Fünf Samothraker, die sich nach dem Massaker weigerten, zum Islam zu konvertieren, wurden von der griechisch-orthodoxen Kirche als Neomärtyrer anerkannt. Samothraki wurde für seinen Beitrag zum griechischen Unabhängigkeitskrieg mit der Goldmedaille der Akademie von Athen ausgezeichnet.

Hintergrund

Gegen Ende des 18. Jahrhunderts begann Samothraki wirtschaftlich aufzublühen. Aufgrund der begrenzten Ressourcen, der abgelegenen Lage und des Fehlens eines sicheren Hafens, der das ganze Jahr über genutzt werden konnte, überließen die Osmanen die lokale griechische Bevölkerung weitgehend sich selbst. Der daraus resultierende Anstieg der landwirtschaftlichen Produktion führte zu einem Bevölkerungswachstum der Insel und einer Verbesserung der allgemeinen Lebensqualität. Laut Sofi Papageorgiou betrug die Bevölkerung der Insel zum Zeitpunkt des Ausbruchs des Griechischen Unabhängigkeitskrieges etwa 4.000 bis über 10.000 Einwohner.[1]

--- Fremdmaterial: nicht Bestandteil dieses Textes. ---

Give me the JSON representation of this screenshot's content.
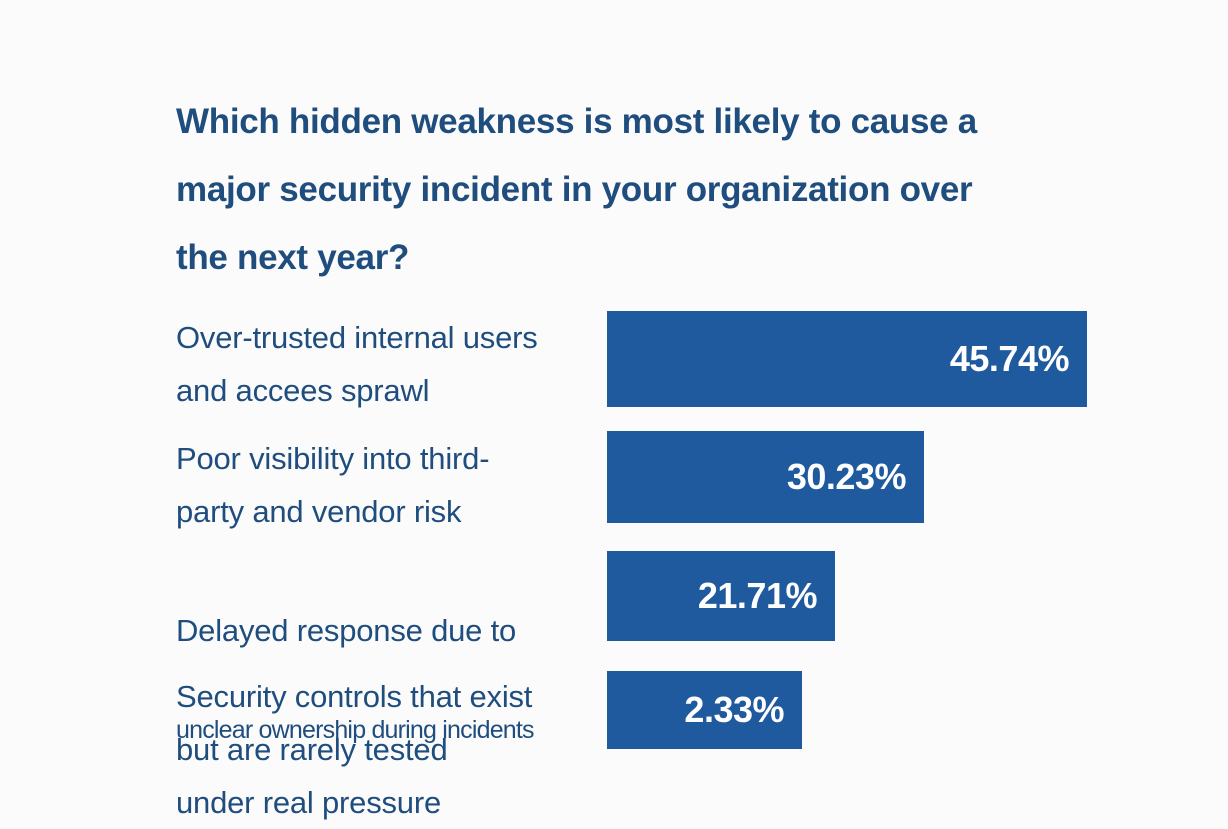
{
  "chart_data": {
    "type": "bar",
    "orientation": "horizontal",
    "title": "Which hidden weakness is most likely to cause a major security incident in your organization over the next year?",
    "categories": [
      "Over-trusted internal users and accees sprawl",
      "Poor visibility into third-party and vendor risk",
      "Delayed response due to unclear ownership during incidents",
      "Security controls that exist but are rarely tested under real pressure"
    ],
    "values": [
      45.74,
      30.23,
      21.71,
      2.33
    ],
    "value_labels": [
      "45.74%",
      "30.23%",
      "21.71%",
      "2.33%"
    ],
    "unit": "%",
    "grid": false,
    "legend": "none",
    "bar_color": "#1f5a9f"
  },
  "question": {
    "line1": "Which hidden weakness is most likely to cause a",
    "line2": "major security incident in your organization over",
    "line3": "the next year?"
  },
  "rows": [
    {
      "label": "Over-trusted internal users\nand accees sprawl",
      "value_label": "45.74%"
    },
    {
      "label": "Poor visibility into third-\nparty and vendor risk",
      "value_label": "30.23%"
    },
    {
      "label": "Delayed response due to\nunclear ownership during incidents",
      "value_label": "21.71%"
    },
    {
      "label": "Security controls that exist\nbut are rarely tested\nunder real pressure",
      "value_label": "2.33%"
    }
  ],
  "colors": {
    "text": "#1f4d7e",
    "bar": "#1f5a9f",
    "background": "#fbfbfb"
  }
}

Eine Reihe samothrakischer Prokritoi hatte sich vor Ausbruch des Aufstands der Filiki Eteria angeschlossen und die Beteiligung der Insel am bevorstehenden Aufstand vorbereitet. Im April 1821 erreichte die Nachricht vom Aufstand auf der Peloponnes Samothraki. Die Prokritoi überzeugten die Samothraker daraufhin, ihre Unabhängigkeit zu erklären und die Zahlung von Steuern an die Osmanen zu verweigern. Gleichzeitig begann ein auf der Insel lebender Samiot, die einheimische Jugend im Schießen auszubilden.[1] Die Rebellen stürzten die osmanischen Behörden und nahmen alle auf der Insel lebenden Osmanen fest. Die Isolation der Insel vom griechischen Festland und das Fehlen einer lokalen Munitionsproduktion hatten jedoch ungünstige Bedingungen für einen möglichen Aufstand geschaffen. Andererseits ermöglichte die Nähe der osmanischen Marinestützpunkte im Hellespont den Osmanen, rasch große Truppenverbände auf die Insel zu verlegen.[2] Die osmanische Regierung reagierte nicht sofort auf den Aufstand auf Samothraki, da sie sich mehr um die größeren Aufstände auf dem griechischen Festland sorgte. Dennoch wurde später entschieden, dass die Samothraker eine exemplarische Bestrafung verdienten.[1][2]

Massaker

Im August 1821 segelte eine osmanische Flotte vom Hellespont nach Samothraki. Am 1. September landeten 1000 bis 2000 osmanische Soldaten[1] unter Mehmed Pascha, dem Kastellan der Dardanellen[3], in Makrylies und marschierten anschließend in Richtung Chora, der größten Stadt der Insel, weiter. Die zahlenmäßig weit unterlegenen Rebellen bezogen Stellung auf den Höhen von Koukou und Vrychou und feuerten auf die Osmanen, sobald diese Myloi erreichten.[1] Sie leisteten stundenlang erbitterten Widerstand, bis ihnen die Munition ausging und sie sich ins bergige Inselinnere zurückzogen. Die osmanischen Verluste beliefen sich auf 23 Tote, darunter ihre Fahnenträger, und 32 Verwundete.[2] Nach der Eroberung von Chora drangen die Osmanen in andere besiedelte Gebiete ein und begannen, fast jeden, dem sie begegneten, systematisch zu massakrieren. Andere (vor allem Kinder) wurden versklavt und auf den Sklavenmärkten von Konstantinopel und Smyrna verkauft. Die Osmanen plünderten die Dörfer, nahmen das Vieh mit und steckten es in Brand. Zwölf Menschen wurden an den Masten der osmanischen Schiffe gehängt, um den Überlebenden Angst einzujagen.[1]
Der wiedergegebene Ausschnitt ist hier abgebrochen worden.